Too Big to Fail? Not in the Blockchain World

Systemic risk in the financial world has increased in recent years due to the interconnected nature of global financial markets. Could the blockchain make a difference in reducing risk associated with failure of global players?

Lehman Brothers and Systemic Risk

The collapse of Lehman Brothers in 2008 shook global financial markets. It reduced investor confidence in banks and contributed to recessions across the world. Interbank lending froze as banks did not have the confidence to place even overnight deposits in their fellow banks. When the fortunes of firms can change in a matter of days, financial statements which are a year old are not helpful in evaluating a firm's financial position.

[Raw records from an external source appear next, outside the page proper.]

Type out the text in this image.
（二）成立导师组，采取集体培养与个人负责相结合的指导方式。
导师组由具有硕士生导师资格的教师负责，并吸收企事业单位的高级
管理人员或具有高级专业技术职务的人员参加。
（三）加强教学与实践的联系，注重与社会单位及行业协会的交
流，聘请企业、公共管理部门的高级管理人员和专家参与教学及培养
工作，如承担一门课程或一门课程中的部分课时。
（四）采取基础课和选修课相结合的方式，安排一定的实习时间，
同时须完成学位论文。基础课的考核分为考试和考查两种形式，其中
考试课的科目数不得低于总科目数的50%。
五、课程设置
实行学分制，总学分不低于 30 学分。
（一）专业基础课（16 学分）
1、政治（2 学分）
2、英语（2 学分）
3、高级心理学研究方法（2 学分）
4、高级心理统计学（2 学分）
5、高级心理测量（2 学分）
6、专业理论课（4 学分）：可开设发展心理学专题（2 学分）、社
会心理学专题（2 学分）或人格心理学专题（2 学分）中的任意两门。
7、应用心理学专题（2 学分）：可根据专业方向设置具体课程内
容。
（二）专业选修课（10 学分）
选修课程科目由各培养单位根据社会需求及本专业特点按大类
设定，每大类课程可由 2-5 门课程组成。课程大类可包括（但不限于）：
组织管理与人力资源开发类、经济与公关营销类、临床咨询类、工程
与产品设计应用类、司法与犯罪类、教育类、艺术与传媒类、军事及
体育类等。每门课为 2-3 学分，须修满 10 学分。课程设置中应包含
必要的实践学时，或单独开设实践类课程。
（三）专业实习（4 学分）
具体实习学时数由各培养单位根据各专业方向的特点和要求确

Blockchain: Real-Time Information

How could the blockchain help? If financial assets (mortgages, bonds, shares) are stored on a blockchain, it would help provide real-time information about a firm's net asset holdings. This information can be used by investors to assess the financial position of a firm and take quick decisions. In the absence of this information, risk-averse investors might shun all firms in times of uncertainty.

Useful Tool For Regulators

Real-time information could help regulators assess the financial health of financial institutions which are systemically important, and suggest remedial action if required. Regulators would also be able to assess the impact of the closure of a firm on the financial system. An orderly closure of firms would be possible and no financial institution would be considered “too big to fail”.

MtGox Collapse

While the blockchain provides a tool for real time monitoring of complex systems, its effective use depends on the capability of the organizations involved. Mt.Gox couldn't reconcile its total bitcoin balance (a rather simple task) and failed to detect the leakage of bitcoins from its reserves for a period of several months. Its disorderly collapse sent shockwaves through the Bitcoin ecosystem and left thousands of investors in the lurch. An incapable regulator who monitors financial institutions' position on a real-time basis using the blockchain would be ineffective.